Don’t let nurses do the doctor’s work, or risk downcoded E/Ms upon audit.

The only parts of the E/M visit that an RN can document independently are the Review of Systems (ROS), Past, Family, and Social History (PFSH) and Vital Signs, according to a June 4, 2010 Frequently Asked Questions (FAQ) answer from Palmetto GBA, Part B carrier for Ohio. The physician or mid-level provider must review those three areas and write a statement that the documentation is correct or add to it.

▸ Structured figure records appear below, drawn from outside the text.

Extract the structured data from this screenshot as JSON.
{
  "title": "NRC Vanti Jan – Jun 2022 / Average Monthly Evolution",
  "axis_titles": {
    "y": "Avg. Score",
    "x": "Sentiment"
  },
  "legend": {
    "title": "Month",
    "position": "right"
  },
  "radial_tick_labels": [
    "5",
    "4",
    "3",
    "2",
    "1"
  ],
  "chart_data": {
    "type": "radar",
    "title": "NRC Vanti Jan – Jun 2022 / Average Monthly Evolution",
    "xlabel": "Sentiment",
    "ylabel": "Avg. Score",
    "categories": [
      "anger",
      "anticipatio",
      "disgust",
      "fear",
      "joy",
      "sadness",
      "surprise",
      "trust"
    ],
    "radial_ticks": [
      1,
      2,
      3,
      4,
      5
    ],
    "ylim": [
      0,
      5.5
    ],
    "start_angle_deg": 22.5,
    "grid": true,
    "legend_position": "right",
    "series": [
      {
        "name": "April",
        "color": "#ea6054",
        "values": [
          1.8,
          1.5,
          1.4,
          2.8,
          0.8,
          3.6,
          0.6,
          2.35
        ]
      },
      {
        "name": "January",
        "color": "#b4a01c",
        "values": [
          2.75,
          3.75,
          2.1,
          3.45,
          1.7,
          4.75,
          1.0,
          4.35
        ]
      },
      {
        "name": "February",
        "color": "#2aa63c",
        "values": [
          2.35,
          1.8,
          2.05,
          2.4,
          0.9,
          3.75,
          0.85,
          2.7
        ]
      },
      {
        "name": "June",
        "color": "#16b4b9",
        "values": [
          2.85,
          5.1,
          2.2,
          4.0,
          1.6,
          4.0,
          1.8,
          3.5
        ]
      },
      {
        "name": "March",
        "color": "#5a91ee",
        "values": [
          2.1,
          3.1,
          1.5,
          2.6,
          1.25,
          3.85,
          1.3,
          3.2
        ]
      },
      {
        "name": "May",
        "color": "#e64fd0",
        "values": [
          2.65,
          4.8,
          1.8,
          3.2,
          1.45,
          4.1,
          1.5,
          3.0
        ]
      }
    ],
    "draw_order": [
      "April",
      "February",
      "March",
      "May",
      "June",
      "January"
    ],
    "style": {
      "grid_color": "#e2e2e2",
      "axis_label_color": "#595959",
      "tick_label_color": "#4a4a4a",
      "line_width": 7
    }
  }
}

Only the physician or non-physician practitioner who conducts the E/M service can perform the History of Present Illness (HPI),  Palmetto says.

Exception: In some cases, an office or Emergency Department triage nurse can document “pertinent information” regarding the Chief Complaint or HPI, Palmetto says. But you should treat those notes as “preliminary information.” The doctor providing the E/M service must “document that he or she explored the HPI in more detail,” Palmetto explains.

Other payers have expanded on Palmetto’s announcement, letting physicians know that they cannot simply initial the nurse’s documentation. For example, Noridian Medicare publishes a policy that states, “Reviewing information obtained by ancillary staff and writing a declarative sentence does not suffice for the history of present illness (HPI). An example of unacceptable HPI documentation would be ‘I have reviewed the HPI and agree with above.’”

Good news: Thanks to this clarification, your doctor won’t have to repeat the triage nurse’s work. Right now, if the nurse writes “knee pain x 4 days,” at the top of the note, some auditors might insist that your doctor needs to write “knee pain x 4 days” in his/her own handwriting underneath. But that requirement is a thing of the past if your carrier echoes Palmetto’s requirement.